A Farewell to Civilization: Battlestar Galactica as Therapy

MOE1By: Michael Dudley - May 25 2009

An occupying force trying to mould an alien society in its own image. A government co-opted to act as a puppet regime for the occupying army. Civilians recruited to serve on behalf of the occupiers to hunt down terrorists and saboteurs. Resistance fighters striking back and recruiting suicide bombers to kill their fellow citizens en masse in punishment for collaborating.

An uninitiated television viewer tuning in to see this war unfold, and to watch hand-held camera footage of armed soldiers wearing night-vision goggles and kicking in doors to search for terrorists, would be surprised indeed to learn they were not watching a documentary about the American occupation of Iraq, but rather an episode from the third season of the remarkable science fiction series Battlestar Galactica.

Except of course that American audiences were now required to sympathize with the terrorists, to recognize the cynical justifications of an occupation force, and to understand - if not condone - the motivations of the suicide bomber. None of which would likely have been possible for most audience members had it been a show about the war in Iraq. But as cast in the fictional universe of a civilization adrift in space pursued by robots and synthetic humans of its own making, it became fascinating and compelling television. 

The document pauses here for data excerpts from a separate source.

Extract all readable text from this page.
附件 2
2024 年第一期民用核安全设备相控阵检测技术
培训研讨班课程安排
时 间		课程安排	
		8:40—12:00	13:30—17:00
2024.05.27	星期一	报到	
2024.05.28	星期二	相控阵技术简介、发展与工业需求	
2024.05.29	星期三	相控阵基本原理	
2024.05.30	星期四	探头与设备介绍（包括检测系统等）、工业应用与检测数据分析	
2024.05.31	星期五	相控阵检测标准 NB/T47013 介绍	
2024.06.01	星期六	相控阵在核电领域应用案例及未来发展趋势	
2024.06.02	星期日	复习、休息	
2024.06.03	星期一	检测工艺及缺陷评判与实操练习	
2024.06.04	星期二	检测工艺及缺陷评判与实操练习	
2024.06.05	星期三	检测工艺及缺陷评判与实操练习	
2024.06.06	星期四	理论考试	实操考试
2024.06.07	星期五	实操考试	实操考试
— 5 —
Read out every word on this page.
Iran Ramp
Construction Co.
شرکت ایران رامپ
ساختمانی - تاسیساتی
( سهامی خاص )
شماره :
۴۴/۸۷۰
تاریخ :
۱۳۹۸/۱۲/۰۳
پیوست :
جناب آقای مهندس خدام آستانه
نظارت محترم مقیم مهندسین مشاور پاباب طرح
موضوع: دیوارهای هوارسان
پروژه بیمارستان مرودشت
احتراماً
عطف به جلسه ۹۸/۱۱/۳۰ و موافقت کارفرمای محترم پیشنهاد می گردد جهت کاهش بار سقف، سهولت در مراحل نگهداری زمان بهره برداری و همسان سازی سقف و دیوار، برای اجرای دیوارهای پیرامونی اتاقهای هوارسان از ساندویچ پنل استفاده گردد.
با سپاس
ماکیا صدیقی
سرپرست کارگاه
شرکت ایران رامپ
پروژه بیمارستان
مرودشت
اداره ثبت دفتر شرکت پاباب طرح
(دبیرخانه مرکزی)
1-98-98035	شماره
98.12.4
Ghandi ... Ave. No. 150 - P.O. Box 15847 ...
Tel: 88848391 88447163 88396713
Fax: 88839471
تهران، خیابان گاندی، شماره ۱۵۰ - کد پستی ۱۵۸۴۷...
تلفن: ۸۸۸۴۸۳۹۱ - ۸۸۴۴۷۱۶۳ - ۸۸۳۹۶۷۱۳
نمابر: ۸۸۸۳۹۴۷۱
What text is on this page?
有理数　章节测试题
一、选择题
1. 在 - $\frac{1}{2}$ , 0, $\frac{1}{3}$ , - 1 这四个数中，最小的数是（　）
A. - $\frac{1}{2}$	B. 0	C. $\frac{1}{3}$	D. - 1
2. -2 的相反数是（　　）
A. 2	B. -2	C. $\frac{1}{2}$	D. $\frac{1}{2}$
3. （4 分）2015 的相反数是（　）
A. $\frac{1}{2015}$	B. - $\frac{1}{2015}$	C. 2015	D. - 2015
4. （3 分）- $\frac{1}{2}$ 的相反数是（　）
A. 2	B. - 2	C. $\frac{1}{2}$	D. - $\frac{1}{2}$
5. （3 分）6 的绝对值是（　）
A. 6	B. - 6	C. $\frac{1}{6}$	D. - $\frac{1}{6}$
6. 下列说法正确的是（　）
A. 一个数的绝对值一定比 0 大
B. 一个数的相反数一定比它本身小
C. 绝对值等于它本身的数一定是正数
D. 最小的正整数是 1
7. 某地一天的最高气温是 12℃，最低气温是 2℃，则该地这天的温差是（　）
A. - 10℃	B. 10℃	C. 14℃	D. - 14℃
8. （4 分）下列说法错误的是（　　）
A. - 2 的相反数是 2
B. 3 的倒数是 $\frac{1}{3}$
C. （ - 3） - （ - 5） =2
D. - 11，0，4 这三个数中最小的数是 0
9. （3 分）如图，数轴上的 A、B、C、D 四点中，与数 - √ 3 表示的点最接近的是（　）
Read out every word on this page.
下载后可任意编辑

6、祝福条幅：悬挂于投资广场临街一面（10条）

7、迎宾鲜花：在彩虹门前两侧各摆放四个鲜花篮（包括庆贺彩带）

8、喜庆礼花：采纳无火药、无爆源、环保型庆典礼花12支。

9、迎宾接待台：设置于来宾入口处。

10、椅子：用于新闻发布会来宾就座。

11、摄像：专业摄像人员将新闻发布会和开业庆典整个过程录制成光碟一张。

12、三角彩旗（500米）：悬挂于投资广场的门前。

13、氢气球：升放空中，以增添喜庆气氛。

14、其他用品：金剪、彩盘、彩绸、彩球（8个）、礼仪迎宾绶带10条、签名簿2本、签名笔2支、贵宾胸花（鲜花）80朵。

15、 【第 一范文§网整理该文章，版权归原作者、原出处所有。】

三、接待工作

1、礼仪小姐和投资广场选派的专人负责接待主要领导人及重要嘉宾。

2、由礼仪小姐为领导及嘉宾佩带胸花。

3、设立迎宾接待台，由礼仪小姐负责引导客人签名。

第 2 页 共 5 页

On March 20th  the series came to a spectacular yet downbeat conclusion-as it turns out, one day after the 6th anniversary of the launching of the "shock and awe" campaign against Iraq. 

When it debuted in 2003 the re-imagined Battlestar Galactica (BSG to its fans) faced a skeptical world, one half-incredulous that anyone would bother to remake that cheesy warmed-over Star Wars clone from the late ‘70s.

What a shock it was, then, to see the new series emerge as a deliberate and uncompromising attempt to confront the aftermath of the September 11th attacks and the "war on terror." From its inception as a mini-series in which humanity is all but wiped out in a sneak attack by a seemingly inhuman enemy, to its almost unrelievedly bleak portrait of a civilization trying to retain its fundamental values in the face of an ongoing threat - and often failing spectacularly - Battlestar Galactica has acted as nothing less than a kind of immersive therapy for post-9/11 America.

Over the past four seasons (spread out over six years) BSG has been widely praised for its outstanding writing and its willingness to tackle - in a fashion almost unheard of on American television - almost every imaginable contemporary controversy you can name. As C.W. Marshall and Tiffany Potter note in their book Cylons in America,

"Indeed, one can almost make a checklist of contemporary issues that the series explores. Plots turn on abortion and reproductive rights, torture and prisoner rights, unions and worker rights, racial division, suicide bombing and terrorism, prostitution, drugs, election fraud, the separation of church and state, the underground economy, police violence and genocide" (p.6) (1)

Perhaps one of the few issues not tackled by the show was homosexuality, which was refreshingly treated as completely unremarkable and non-controversial.

The identification of the show with these and other important issues is so widely recognized that the day before the series finale several members of the BSG cast and production crew were invited to speak at the United Nations Creative Community Outreach Initiative, at which delegates watched clips from the show and discussed their moral implications.

"We are all Cylons, every one of us is a Cylon, and every one of us is a colonial. And you have to get rid of the idea of good guys and bad guys, because the truth is today I may be victimized and tomorrow I may be a victimizer," Craig Mokhiber, from the U.N.'s Office of the High Commissioner for Human Rights, was quoted as saying.

 "We are all Cylons, every one of us is a Cylon, and every one of us is a colonial."

BSG gained this impressive reputation for its refusal to moralize or instruct the audience how to feel about these issues. The deeply flawed and troubled crew of Galactica as led by Admiral Adama (Edward James Olmos) and the civilian president of its fleet President Laura Roslin (Mary McDonnell) must face a morally ambiguous universe and make their own choices. Just like us.

That these characters are just like us is driven home by the series' naturalism and realism. They are not from Earth but come from ‘12 Colonies' including the oft-seen planet Caprica, which is depicted by location shooting in Vancouver, British Columbia. Apart from a few establishing shots of some futuristic buildings and the occasional spaceship in the sky, almost no effort is made to have their culture appear in any way alien from ours or futuristic. Their clothes, homes, cars, technology, food, and interior decorating are wholly familiar to us.